Reaching the riverside steps is not easy, because they are preceded by a thicket of narrow, airless, and dirty little streets tightly packed with beggars, who nudge the pilgrims importunately all the while raising a lament unbearably terrible and piercing. Finally, passing various passages and arcades, one emerges at the top of the stairs that descend straight down to the river. Although dawn has barely touched the sky, thousands of the faithful are already there. Some are animated, pushing their way who knows where and why. Others sit in the lotus position, stretching their arms up toward the heavens. The bottom rungs of the stairs are occupied by those performing the purification ritual—they wade
in the river and now and then submerge themselves completely in the water. I see a family subjecting a stout grandmother to the purification rite. The grandmother doesn’t know how to swim and sinks at once to the bottom. The family rush in and bring her back up to the surface. The grandmother gulps as much air as she can, but the instant they let her go, she goes under again. I can see her bulging eyes, her terrified face. She sinks once more, they search for her again in the murky waters and again pull her out, barely alive. The whole ritual looks like torture, but she endures it without protest, perhaps even in ecstasy.

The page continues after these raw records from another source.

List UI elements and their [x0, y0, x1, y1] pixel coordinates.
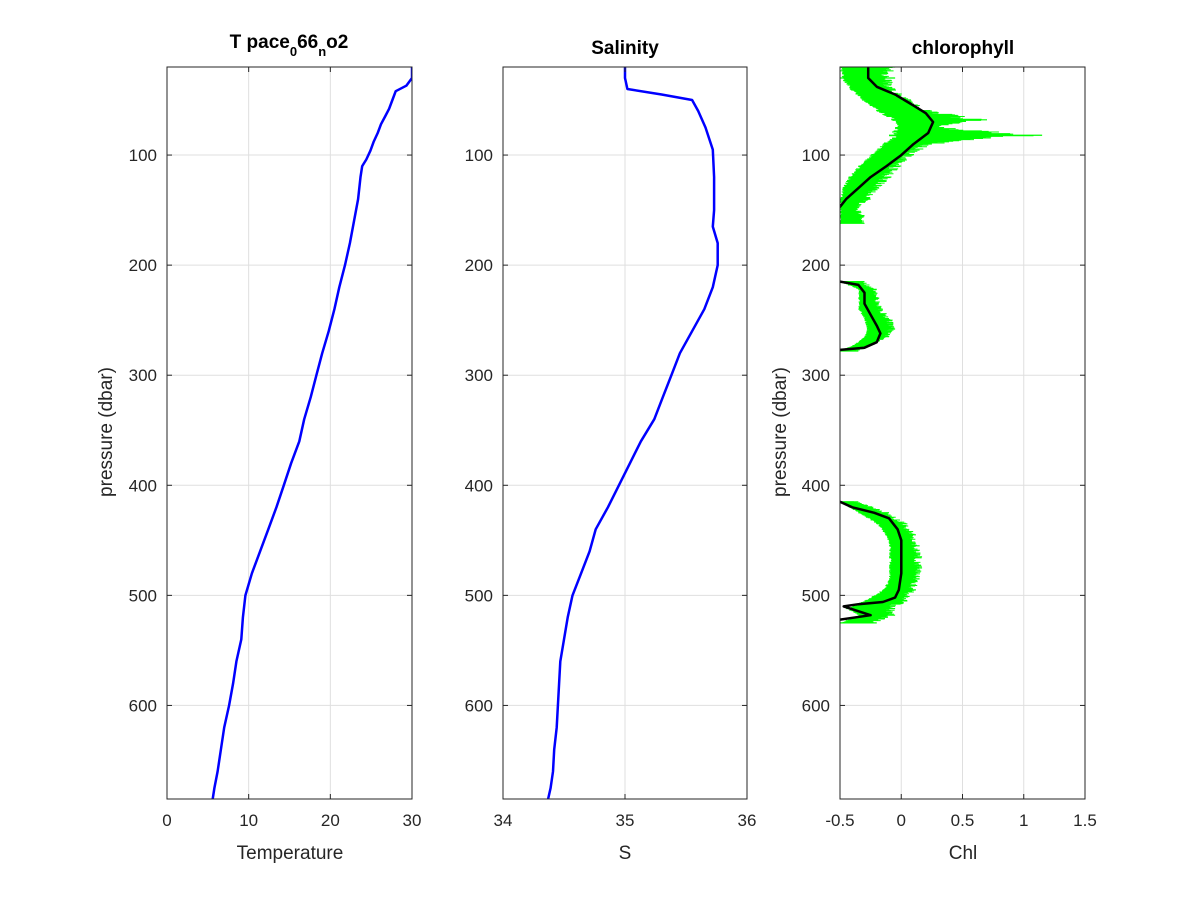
salinity-xtick-label-1: 35 [616, 811, 635, 830]
chlorophyll-series-1-segment-2 [840, 500, 903, 621]
chlorophyll-xlabel: Chl [949, 843, 978, 864]
chlorophyll-xtick-label-4: 1.5 [1073, 811, 1097, 830]
temperature-ytick-label-0: 100 [129, 146, 157, 165]
temperature-panel: T pace066no2 Temperature pressure (dbar)… [96, 32, 421, 864]
salinity-ytick-label-3: 400 [465, 476, 493, 495]
salinity-ytick-label-2: 300 [465, 366, 493, 385]
temperature-axes: 0 10 20 30 100 200 300 400 500 600 [129, 66, 422, 830]
salinity-data [546, 67, 719, 799]
chlorophyll-ytick-label-2: 300 [802, 366, 830, 385]
salinity-ytick-label-5: 600 [465, 696, 493, 715]
salinity-series-1 [546, 67, 719, 799]
temperature-ytick-label-5: 600 [129, 696, 157, 715]
chlorophyll-ytick-label-4: 500 [802, 586, 830, 605]
temperature-ytick-label-4: 500 [129, 586, 157, 605]
temperature-xtick-label-1: 10 [239, 811, 258, 830]
salinity-title: Salinity [591, 38, 659, 59]
chlorophyll-axes: -0.5 0 0.5 1 1.5 100 200 300 400 500 600 [802, 66, 1097, 830]
chlorophyll-ytick-label-5: 600 [802, 696, 830, 715]
salinity-xtick-label-0: 34 [494, 811, 513, 830]
salinity-axes: 34 35 36 100 200 300 400 500 600 [465, 66, 757, 830]
chlorophyll-series-1-segment-0 [840, 67, 935, 209]
temperature-ytick-label-3: 400 [129, 476, 157, 495]
chlorophyll-xtick-label-0: -0.5 [825, 811, 854, 830]
temperature-xtick-label-0: 0 [162, 811, 171, 830]
chlorophyll-series-1-segment-1 [840, 280, 882, 352]
chlorophyll-envelope-0 [840, 67, 1043, 224]
temperature-series-0 [211, 67, 412, 799]
temperature-ytick-label-1: 200 [129, 256, 157, 275]
salinity-xtick-label-2: 36 [738, 811, 757, 830]
temperature-xtick-label-3: 30 [403, 811, 422, 830]
chlorophyll-xtick-label-1: 0 [897, 811, 906, 830]
chlorophyll-xtick-label-2: 0.5 [951, 811, 975, 830]
temperature-axes-frame [166, 66, 413, 800]
chlorophyll-ytick-label-0: 100 [802, 146, 830, 165]
salinity-ytick-label-4: 500 [465, 586, 493, 605]
salinity-ytick-label-1: 200 [465, 256, 493, 275]
salinity-panel: Salinity S 34 35 36 100 200 300 400 500 600 [465, 38, 757, 864]
chlorophyll-ylabel: pressure (dbar) [770, 367, 791, 497]
chlorophyll-ytick-label-3: 400 [802, 476, 830, 495]
temperature-ylabel: pressure (dbar) [96, 367, 117, 497]
temperature-ytick-label-2: 300 [129, 366, 157, 385]
chlorophyll-xtick-label-3: 1 [1019, 811, 1028, 830]
salinity-ytick-label-0: 100 [465, 146, 493, 165]
chlorophyll-panel: chlorophyll Chl pressure (dbar) -0.5 0 0.5… [770, 38, 1097, 864]
chlorophyll-title: chlorophyll [912, 38, 1014, 59]
chlorophyll-ytick-label-1: 200 [802, 256, 830, 275]
salinity-xlabel: S [619, 843, 632, 864]
temperature-xlabel: Temperature [237, 843, 344, 864]
temperature-data [211, 67, 412, 799]
temperature-title: T pace066no2 [230, 32, 349, 59]
temperature-xtick-label-2: 20 [321, 811, 340, 830]
chlorophyll-data [840, 67, 1043, 624]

Beside the Ganges, which at this point is wide, expansive, and lazy, stretch rows of wooden pyres, on which are burning dozens, hundreds of corpses. The curious can for several rupees take a boat over to this gigantic open-air crematorium. Half-naked, soot-covered men bustle about here, as do many young boys. With long poles they adjust the pyres to direct a better draft so the cremation can proceed faster; the line of corpses has no end, the wait is long. The gravediggers rake the still-glowing ashes and push them into the river. The gray dust floats atop the waves for a while but very soon, saturated with water, it sinks and vanishes.

THE TRAIN STATION
AND THE PALACE

I
f in Benares one finds cause for hope—a cleansing in the holy river, and with it the improvement of one’s spiritual condition, the promise of drawing closer to the infinite—Sealdah Station in Calcutta has the opposite effect. I arrived in Calcutta from Benares by train, a progress, as I was to discover, from a relative heaven to an absolute hell. The conductor at the Benares station looked me over and asked: “Where is your bed?”